Elite was one of the most fascinatingly ahead-of-its-time games that we met in the initial mid-’80s stages of this project. Its scale and sense of freedom, the player being left to their own devices to trade and fight their way through a vast galaxy, were remarkable. In 1993, approaching a decade on, much of the rest of the medium was only just catching up with it. Repeating the achievement would be impossible. Its sequel came surprisingly close.
The high-level concept of Frontier in itself can’t be a revolution, because it hasn’t really changed from Elite. The freedom and basic mechanics of gameplay are still the same, slave-trading and all. It has its own version of the Blue Danube waltz which, despite being on clearly more advanced sound technology, is somehow even more adorably wonky than the one from the original game. But the world and how you approach it is transformed. In Elite, you moved between the space stations of fictional single world systems. Frontier sets out to recreate the Milky Way, to scale, with a set of planets, moons, and orbital bases for each star. It’s a complete change in depth and detail, and the colourful simplicity of its graphics looks lovely.
Your travels across the galaxy are transformed too. Rather than only travelling between systems in a hyperspace instant, you can go the long way to whichever planet you like. As you interact with services at ports you can now see the people of the future and their funky hats. You can look at their bulletin board and take all manner of jobs. You can journey to Alpha Centuri (in real time), a bracing experience of the vastness of space offset by the fact that you can also fast-forward time to up to 10,000 times. Oh yes, and Frontier also introduces realistic Newtonian physics. It’s a demonstration of the way that the advance of technology could mean revisiting the same idea after a matter of years resulting in a totally different experience, something especially true in the ‘90s.

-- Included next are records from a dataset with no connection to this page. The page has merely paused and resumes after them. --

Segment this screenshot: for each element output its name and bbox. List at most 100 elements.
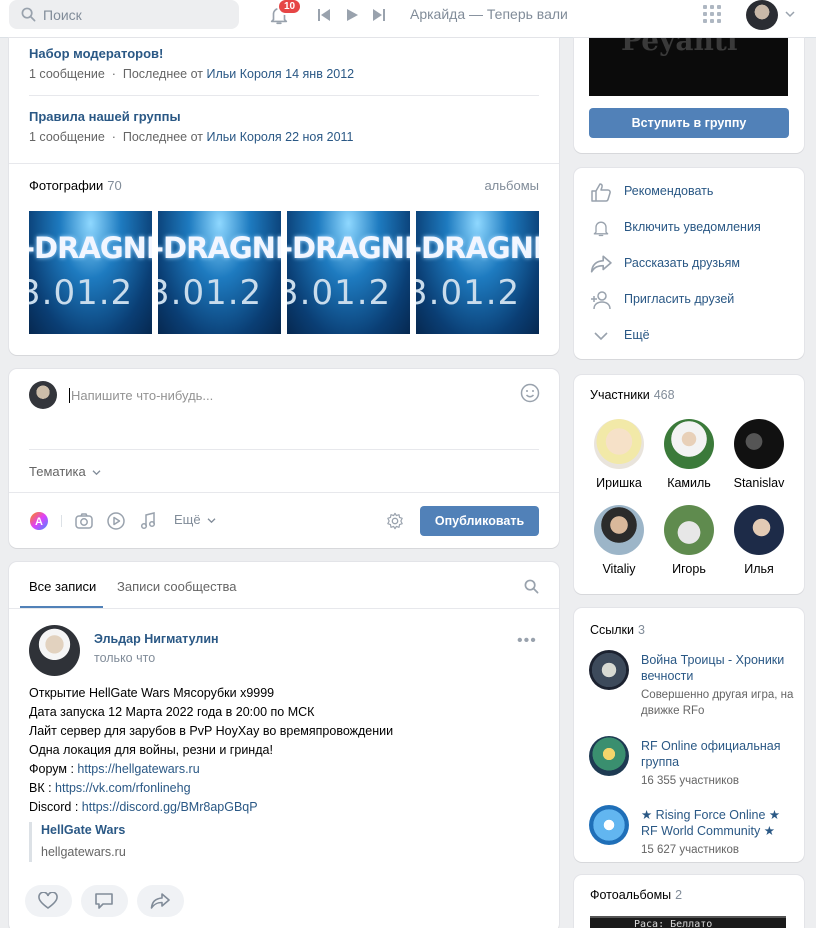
post-text-line: Дата запуска 12 Марта 2022 года в 20:00 … (29, 705, 315, 719)
divider (9, 492, 559, 493)
chevron-down-icon (207, 518, 216, 524)
divider (29, 449, 539, 450)
member-avatar (594, 505, 644, 555)
post-link-line: Форум : https://hellgatewars.ru (29, 762, 200, 776)
more-actions[interactable]: Ещё (590, 324, 790, 348)
members-header[interactable]: Участники 468 (590, 388, 675, 402)
link-avatar[interactable] (589, 736, 629, 776)
photo-thumbnail[interactable]: -DRAGNE3.01.2 (287, 211, 410, 334)
topic-meta: 1 сообщение · Последнее от Ильи Короля 2… (29, 130, 354, 144)
member-avatar (664, 419, 714, 469)
member-name: Иришка (596, 476, 642, 490)
member-avatar (664, 505, 714, 555)
camera-icon[interactable] (74, 511, 94, 531)
notifications-action[interactable]: Включить уведомления (590, 216, 790, 240)
tab-community-posts[interactable]: Записи сообщества (117, 579, 237, 594)
current-track[interactable]: Аркайда — Теперь вали (410, 6, 568, 22)
link-description: Совершенно другая игра, на движке RFo (641, 689, 794, 717)
post-link[interactable]: https://vk.com/rfonlinehg (55, 781, 190, 795)
recommend-action[interactable]: Рекомендовать (590, 180, 790, 204)
photo-albums-header[interactable]: Фотоальбомы 2 (590, 888, 682, 902)
post-link-line: ВК : https://vk.com/rfonlinehg (29, 781, 191, 795)
link-description: 16 355 участников (641, 775, 739, 787)
link-avatar[interactable] (589, 805, 629, 845)
link-snippet-bar (29, 822, 32, 862)
link-description: 15 627 участников (641, 844, 739, 856)
discussions-card: Набор модераторов! 1 сообщение · Последн… (9, 38, 559, 355)
member[interactable]: Vitaliy (584, 505, 654, 576)
topic-title[interactable]: Набор модераторов! (29, 46, 163, 61)
link-snippet-url[interactable]: hellgatewars.ru (41, 845, 126, 859)
top-bar: Поиск 10 Аркайда — Теперь вали (0, 0, 816, 38)
album-cover[interactable]: Раса: Беллато (590, 916, 786, 928)
link-title[interactable]: ★ Rising Force Online ★ RF World Communi… (641, 807, 791, 839)
search-placeholder: Поиск (43, 7, 82, 23)
member-name: Vitaliy (602, 562, 636, 576)
member[interactable]: Игорь (654, 505, 724, 576)
post-text-line: Лайт сервер для зарубов в PvP HoyXay во … (29, 724, 394, 738)
group-cover-image[interactable]: Peyanti (589, 38, 788, 96)
member-name: Игорь (672, 562, 706, 576)
member[interactable]: Stanislav (724, 419, 794, 490)
emoji-icon[interactable] (520, 383, 540, 403)
join-group-button[interactable]: Вступить в группу (589, 108, 789, 138)
post-text-line: Открытие HellGate Wars Мясорубки x9999 (29, 686, 275, 700)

The final thing to note about the technical achievement is that on top of all of that, Frontier fits everything it does on one floppy disk. The game, the galaxy, fits on a quarter of the storage space required to carry Body Blows.
When it came to actually playing it, the bracing complexity was rather a lot for me, though Frontier does offer a bit more of a helping hand with it than Elite did. Not for the first time I wish I could send a game back in time to a past child version of myself who had the time and patience to take more advantage of its world. Failing that, though, if I didn’t have the capacity to take proper advantage of this vast story-telling machine, that didn’t mean I couldn’t enjoy its results.
I initially turned to JimPlaysGames’s Frontier Fundamentals as tutorial to try to figure out what I needed to do for myself, but found myself enjoying it as a story in its own right, a wry and informative guided tour of the galaxy. And by coincidence, as I was starting to think about this post, along came Kimimi’s space diary, a brilliant and very funny Frontier tale of a dynasty of Commander Kimimis and their unfortunate fates. Games can facilitate people in telling great stories, and those stories can facilitate an appreciation of the game in turn. In that, Frontier not just follows Elite but succeeds anew.